Indeed, Obama said at a press conference on Nov. 14, "Look, the people have spoken. Donald Trump will be the next President, the 45th President of the United States."
In her concession speech, Clinton said, "Donald Trump is going to be our president" and added that Americans "respect and cherish" the "rule of law."
There is another huge practical hurdle to the scenario called for in the petition.The electors are chosen by the state parties. They are usually people heavily involved in the campaign of their party's nominee or active in the state party.

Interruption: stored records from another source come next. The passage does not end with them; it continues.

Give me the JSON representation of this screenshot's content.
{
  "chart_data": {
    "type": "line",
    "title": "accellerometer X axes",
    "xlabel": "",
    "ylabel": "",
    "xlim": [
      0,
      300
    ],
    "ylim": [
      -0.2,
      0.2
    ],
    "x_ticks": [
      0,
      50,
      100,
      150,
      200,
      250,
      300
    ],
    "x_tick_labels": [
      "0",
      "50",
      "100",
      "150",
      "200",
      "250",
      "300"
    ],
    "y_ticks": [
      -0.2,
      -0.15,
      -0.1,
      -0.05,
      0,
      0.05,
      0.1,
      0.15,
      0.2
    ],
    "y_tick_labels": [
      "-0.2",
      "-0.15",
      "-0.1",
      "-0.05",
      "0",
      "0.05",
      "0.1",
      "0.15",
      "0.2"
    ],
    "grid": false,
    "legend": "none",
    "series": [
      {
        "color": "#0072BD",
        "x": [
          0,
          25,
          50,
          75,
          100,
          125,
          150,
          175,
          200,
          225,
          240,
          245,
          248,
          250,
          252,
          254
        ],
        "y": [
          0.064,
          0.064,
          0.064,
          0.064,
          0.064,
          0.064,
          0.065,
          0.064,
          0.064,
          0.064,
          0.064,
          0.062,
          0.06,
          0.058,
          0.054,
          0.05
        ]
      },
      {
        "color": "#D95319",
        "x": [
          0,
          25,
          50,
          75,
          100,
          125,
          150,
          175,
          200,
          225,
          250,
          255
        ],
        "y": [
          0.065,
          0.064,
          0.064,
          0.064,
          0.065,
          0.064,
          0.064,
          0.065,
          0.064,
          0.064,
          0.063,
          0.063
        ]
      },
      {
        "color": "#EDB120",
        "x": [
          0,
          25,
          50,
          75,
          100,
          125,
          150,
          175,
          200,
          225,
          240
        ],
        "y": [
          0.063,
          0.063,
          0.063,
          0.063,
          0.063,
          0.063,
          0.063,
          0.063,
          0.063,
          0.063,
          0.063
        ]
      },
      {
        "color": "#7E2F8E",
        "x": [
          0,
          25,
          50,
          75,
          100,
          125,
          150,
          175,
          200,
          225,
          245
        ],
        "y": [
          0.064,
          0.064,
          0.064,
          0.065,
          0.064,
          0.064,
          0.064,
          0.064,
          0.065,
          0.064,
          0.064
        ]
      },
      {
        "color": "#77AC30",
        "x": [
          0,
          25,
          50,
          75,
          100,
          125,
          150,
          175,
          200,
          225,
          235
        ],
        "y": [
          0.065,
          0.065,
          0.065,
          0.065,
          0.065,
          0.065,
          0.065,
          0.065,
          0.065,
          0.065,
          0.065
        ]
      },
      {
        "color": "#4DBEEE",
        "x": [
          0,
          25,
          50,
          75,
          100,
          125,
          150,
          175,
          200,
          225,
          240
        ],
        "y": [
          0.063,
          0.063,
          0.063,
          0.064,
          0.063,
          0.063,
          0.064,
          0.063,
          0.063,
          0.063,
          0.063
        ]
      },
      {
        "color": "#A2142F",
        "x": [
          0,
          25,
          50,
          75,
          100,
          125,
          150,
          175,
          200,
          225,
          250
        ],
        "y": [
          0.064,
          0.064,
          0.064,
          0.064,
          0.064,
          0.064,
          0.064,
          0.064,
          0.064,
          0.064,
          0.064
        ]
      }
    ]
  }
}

"The electors are mostly people connected to the political party leadership in their states," Richard Pildes, a professor of constitutional law at New York University School of Law, told us via email. "So if you try to picture how this might happen, it would have to be the party leadership in some group of states that is convinced to abandon Trump."
Kermit Roosevelt, professor of law at the University of Pennsylvania Law School, put it succinctly. He said that while there is "no clear requirement in the Constitution that electors vote for the candidate they're pledged to … it's very unlikely that defections will happen now."